Sampson et al. proposed a method to calculate small dense low-density lipoprotein-cholesterol (sdLDL-C) concentrations using common lipid measurements, but its accuracy remains unresolved. We examined the difference between Sampson's equation and direct measurement in patients with diabetes. sdLDL-C was measured directly by our established homogeneous assay and estimated by Sampson's equation in patients with diabetes (n=1542) and healthy control subjects (n=673). Large-buoyant (lb)LDL-C was estimated using triglycerides and LDL-C, and sdLDL-C was obtained by subtracting lbLDL-C from LDL-C. The effect of fasting/nonfasting state or lipid-lowering drug therapy on sdLDL-C values was also examined in 30 and 43 patients with diabetes, respectively. The coefficient of determination (R 2 ) between calculated sdLDL-C and direct measurement was 0.73 and 0.61 for healthy controls and patients with diabetes, respectively. The R2 between calculated sdLDL-C and nonHDL-C or apolipoprotein B was 0.64 and 0.65, respectively. Calculated sdLDL-C was 4-5 mg/dl or 17%-18% higher than the direct measurement. The lower the plasma lipids, especially sdLDL-C, the greater the dissociation between the two methods.
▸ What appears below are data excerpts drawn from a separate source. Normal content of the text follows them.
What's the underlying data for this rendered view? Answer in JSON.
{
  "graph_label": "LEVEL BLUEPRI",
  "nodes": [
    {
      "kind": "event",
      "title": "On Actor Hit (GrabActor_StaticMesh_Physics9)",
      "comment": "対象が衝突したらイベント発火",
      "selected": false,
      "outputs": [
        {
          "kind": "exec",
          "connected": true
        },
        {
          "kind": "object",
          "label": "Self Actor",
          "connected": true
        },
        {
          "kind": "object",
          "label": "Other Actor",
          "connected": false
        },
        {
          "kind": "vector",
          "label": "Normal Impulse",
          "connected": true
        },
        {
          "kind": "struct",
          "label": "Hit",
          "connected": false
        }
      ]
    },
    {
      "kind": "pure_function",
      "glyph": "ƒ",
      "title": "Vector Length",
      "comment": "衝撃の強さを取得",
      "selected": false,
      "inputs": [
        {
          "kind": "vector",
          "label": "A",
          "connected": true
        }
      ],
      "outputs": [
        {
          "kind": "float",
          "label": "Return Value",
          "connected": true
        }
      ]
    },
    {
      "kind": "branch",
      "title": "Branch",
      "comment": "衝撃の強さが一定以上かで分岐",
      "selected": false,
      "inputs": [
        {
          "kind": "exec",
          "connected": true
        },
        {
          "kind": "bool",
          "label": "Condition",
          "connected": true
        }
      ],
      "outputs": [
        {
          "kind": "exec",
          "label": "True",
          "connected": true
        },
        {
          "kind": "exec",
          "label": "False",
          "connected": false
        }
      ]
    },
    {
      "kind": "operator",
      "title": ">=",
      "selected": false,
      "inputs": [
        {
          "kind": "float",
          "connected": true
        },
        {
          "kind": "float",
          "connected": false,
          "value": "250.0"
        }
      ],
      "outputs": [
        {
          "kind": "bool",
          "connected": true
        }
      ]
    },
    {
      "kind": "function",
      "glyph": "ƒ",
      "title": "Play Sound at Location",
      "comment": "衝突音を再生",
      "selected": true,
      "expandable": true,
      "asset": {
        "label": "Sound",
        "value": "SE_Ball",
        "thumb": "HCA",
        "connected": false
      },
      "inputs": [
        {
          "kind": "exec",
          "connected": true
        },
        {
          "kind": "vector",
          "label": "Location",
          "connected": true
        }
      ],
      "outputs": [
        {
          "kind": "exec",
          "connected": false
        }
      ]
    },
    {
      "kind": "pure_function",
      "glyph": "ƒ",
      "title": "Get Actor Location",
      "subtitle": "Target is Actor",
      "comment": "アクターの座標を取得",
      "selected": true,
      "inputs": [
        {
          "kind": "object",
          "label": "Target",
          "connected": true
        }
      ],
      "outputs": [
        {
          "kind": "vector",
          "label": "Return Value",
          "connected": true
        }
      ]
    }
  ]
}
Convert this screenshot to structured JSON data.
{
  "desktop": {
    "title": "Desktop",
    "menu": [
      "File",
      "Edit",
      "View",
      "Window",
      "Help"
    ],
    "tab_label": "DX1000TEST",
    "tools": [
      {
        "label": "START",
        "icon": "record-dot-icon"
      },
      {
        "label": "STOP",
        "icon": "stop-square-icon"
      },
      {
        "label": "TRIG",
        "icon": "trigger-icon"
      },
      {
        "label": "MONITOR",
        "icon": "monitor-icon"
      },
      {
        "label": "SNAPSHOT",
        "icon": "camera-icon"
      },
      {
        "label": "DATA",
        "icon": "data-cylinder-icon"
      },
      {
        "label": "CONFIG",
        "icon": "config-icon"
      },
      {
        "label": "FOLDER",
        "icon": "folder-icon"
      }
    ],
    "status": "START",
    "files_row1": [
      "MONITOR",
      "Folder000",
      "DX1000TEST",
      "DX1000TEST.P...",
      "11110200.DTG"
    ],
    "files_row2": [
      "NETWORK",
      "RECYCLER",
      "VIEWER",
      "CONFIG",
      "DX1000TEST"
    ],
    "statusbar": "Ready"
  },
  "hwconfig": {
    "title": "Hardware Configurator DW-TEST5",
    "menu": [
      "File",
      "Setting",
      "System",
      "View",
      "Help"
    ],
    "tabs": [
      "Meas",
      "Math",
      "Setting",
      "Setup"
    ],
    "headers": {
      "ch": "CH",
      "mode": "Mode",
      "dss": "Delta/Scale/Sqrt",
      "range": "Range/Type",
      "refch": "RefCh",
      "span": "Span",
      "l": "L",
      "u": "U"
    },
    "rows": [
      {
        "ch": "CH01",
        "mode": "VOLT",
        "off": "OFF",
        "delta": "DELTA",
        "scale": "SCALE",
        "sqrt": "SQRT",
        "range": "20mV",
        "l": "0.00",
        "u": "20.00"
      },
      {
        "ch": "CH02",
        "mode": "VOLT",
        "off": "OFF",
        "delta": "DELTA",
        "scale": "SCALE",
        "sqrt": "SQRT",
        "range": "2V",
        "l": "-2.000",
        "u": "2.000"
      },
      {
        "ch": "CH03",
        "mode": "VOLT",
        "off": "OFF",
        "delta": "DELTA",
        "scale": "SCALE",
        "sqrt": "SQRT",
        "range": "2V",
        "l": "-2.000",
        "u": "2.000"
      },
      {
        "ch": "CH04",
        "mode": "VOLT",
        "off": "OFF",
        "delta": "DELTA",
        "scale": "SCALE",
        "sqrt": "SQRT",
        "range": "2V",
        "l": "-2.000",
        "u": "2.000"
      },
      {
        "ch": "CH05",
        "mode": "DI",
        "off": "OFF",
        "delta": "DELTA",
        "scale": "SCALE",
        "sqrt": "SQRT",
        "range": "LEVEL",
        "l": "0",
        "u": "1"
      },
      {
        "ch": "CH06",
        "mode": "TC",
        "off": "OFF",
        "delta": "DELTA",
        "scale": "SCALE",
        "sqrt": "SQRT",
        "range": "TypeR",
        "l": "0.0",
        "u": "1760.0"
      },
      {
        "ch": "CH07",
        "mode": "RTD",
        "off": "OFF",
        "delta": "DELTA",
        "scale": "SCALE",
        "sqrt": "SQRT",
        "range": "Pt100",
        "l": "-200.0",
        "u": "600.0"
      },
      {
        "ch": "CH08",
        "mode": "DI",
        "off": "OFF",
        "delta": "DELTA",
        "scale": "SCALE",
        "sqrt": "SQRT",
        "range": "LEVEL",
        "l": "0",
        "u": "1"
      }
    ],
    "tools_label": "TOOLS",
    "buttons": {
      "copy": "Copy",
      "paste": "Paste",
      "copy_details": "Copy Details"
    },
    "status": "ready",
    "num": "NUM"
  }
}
Sampson sdLDL-C was also found to give a positive bias when calculated for the nonfasting samples. Statins and pemafibrate significantly reduced sdLDL-C, but their therapeutic effect was underestimated by 5 mg/dl (24%) via Sampson's equation. The correlation between Sampson's equation and direct measurements of sdLDL-C was reduced in patients with diabetes. Furthermore, the correlations with nonHDL-C and apolipoprotein B were even higher than those with direct sdLDL-C. The accuracy of Sampson's equation decreased with lower sdLDL-C concentrations and was also influenced by diet.